The earnings season is in full swing, and all eyes are on Tesla Inc. (NASDAQ: TSLA) this week. The electric vehicle manufacturer, which has recently expanded with a factory in China, has surprised analysts with a positive earnings report.
The company has had a rocky history with Wall Street, with one of the most shorted stocks on the market. The latest data has created new confidence, and the stock was up at the closing bell on Wednesday.
Tesla’s Earnings in Detail
Both sales and earnings were up at Tesla in the first quarter of 2020.
- Earnings were reported at $16 million, equivalent to $0.09 per share. This compares favorably with the loss of -$4.10 per share that was reported in the same period a year ago.
- Sales revenue was reported at $5.985 billion, compared to $4.5 billion a year ago.
- The company reported $1.8 billion in cash and equivalents for the end of the quarter.

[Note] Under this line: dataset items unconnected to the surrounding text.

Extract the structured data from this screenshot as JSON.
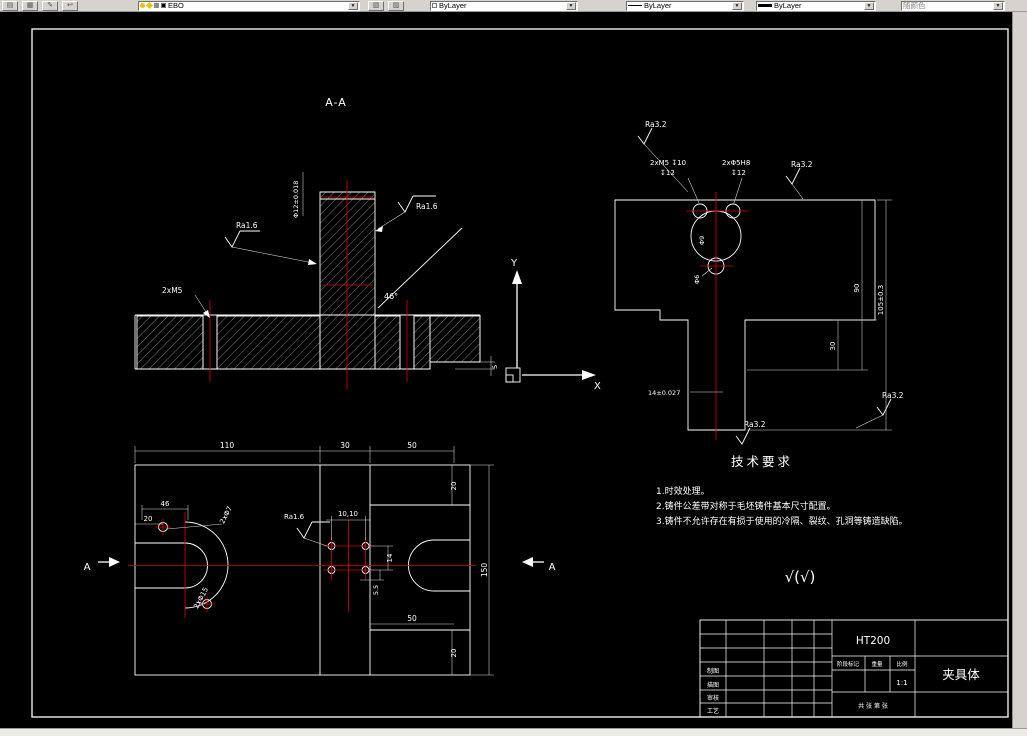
{
  "toolbar": {
    "layer": {
      "value": "EBO"
    },
    "color": {
      "value": "ByLayer"
    },
    "linetype": {
      "value": "ByLayer"
    },
    "lineweight": {
      "value": "ByLayer"
    },
    "plot_style": {
      "value": "随颜色"
    }
  },
  "palette": {
    "canvas_bg": "#000000",
    "drawing_line": "#ffffff",
    "centerline": "#dd0000",
    "toolbar_bg": "#d6d3ce"
  },
  "ucs": {
    "x": "X",
    "y": "Y"
  },
  "section_view": {
    "title": "A-A",
    "ra_right": "Ra1.6",
    "ra_left": "Ra1.6",
    "thread_label": "2xM5",
    "bore_label": "Φ12±0.018",
    "angle_label": "46°",
    "step_label": "5"
  },
  "right_view": {
    "ra_top": "Ra3.2",
    "ra_upper": "Ra3.2",
    "ra_lower_right": "Ra3.2",
    "ra_bottom": "Ra3.2",
    "thread_note_1": "2xM5 ↧10",
    "thread_note_2": "↧12",
    "hole_note_1": "2xΦ5H8",
    "hole_note_2": "↧12",
    "dia_label_1": "Φ9",
    "dia_label_2": "Φ6",
    "dim_30": "30",
    "dim_90": "90",
    "dim_105": "105±0.3",
    "dim_14": "14±0.027"
  },
  "plan_view": {
    "dim_110": "110",
    "dim_30": "30",
    "dim_50_top": "50",
    "dim_46": "46",
    "dim_20_left": "20",
    "holes_7": "2xΦ7",
    "holes_15": "2xΦ15",
    "ra": "Ra1.6",
    "dim_10_10": "10,10",
    "dim_14": "14",
    "dim_5_5": "5.5",
    "dim_50_bottom": "50",
    "dim_20_top_right": "20",
    "dim_20_bottom_right": "20",
    "dim_150": "150",
    "section_mark_left": "A",
    "section_mark_right": "A"
  },
  "tech_req": {
    "title": "技术要求",
    "items": [
      "1.时效处理。",
      "2.铸件公差带对称于毛坯铸件基本尺寸配置。",
      "3.铸件不允许存在有损于使用的冷隔、裂纹、孔洞等铸造缺陷。"
    ]
  },
  "finish_note": "√(√)",
  "title_block": {
    "material": "HT200",
    "part_name": "夹具体",
    "stage_label": "阶段标记",
    "weight_label": "重量",
    "scale_label": "比例",
    "scale_value": "1:1",
    "sheet_info": "共 张 第 张",
    "rows": [
      "制图",
      "描图",
      "审核",
      "工艺"
    ]
  }
}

There are plenty of positives to take from this news. The company’s gross margin grew to 25.5% in the automotive division, compared to 20.2% at this time last year. The company benefitted from $354 million in regulatory credits, which was an increase of 64%.
Earnings were made possible by significant reductions in operating expenses. Its new Chinese factory has allowed it to sell in the world’s largest electric vehicle market without import tariffs. It is expanding on this practice with plans to construct a factory in Germany, giving it tariff-free access to the European market.
Trouble in the Next Quarter?
While China is slowly easing its Coronavirus lockdown restrictions, the U.S. and Europe are still largely affected. Q2 earnings are likely to be less impressive as the full impact of slowdown is likely to be felt.
Even so, the fact that Tesla was able to deliver 88,400 vehicles in the first quarter is still positive. 103,000 vehicles were produced, which puts the company in a good position to meet demand.
It’s unknown at this time when U.S. factories will reopen.
Is This Still a Strong Stock Pick?
Tesla stock has grown 91.63% in the year to date and closed with an 8.72% gain in after-hours trading on Wednesday. It is vastly outperforming its target price, creating huge gains for investors who purchased the stock close to its 52-week low of $176.99.
While the short term upside is doubtful (stock could fall later this year if Q2 figures disappoint), this pick is still compelling as a long term investment for the electric vehicle market.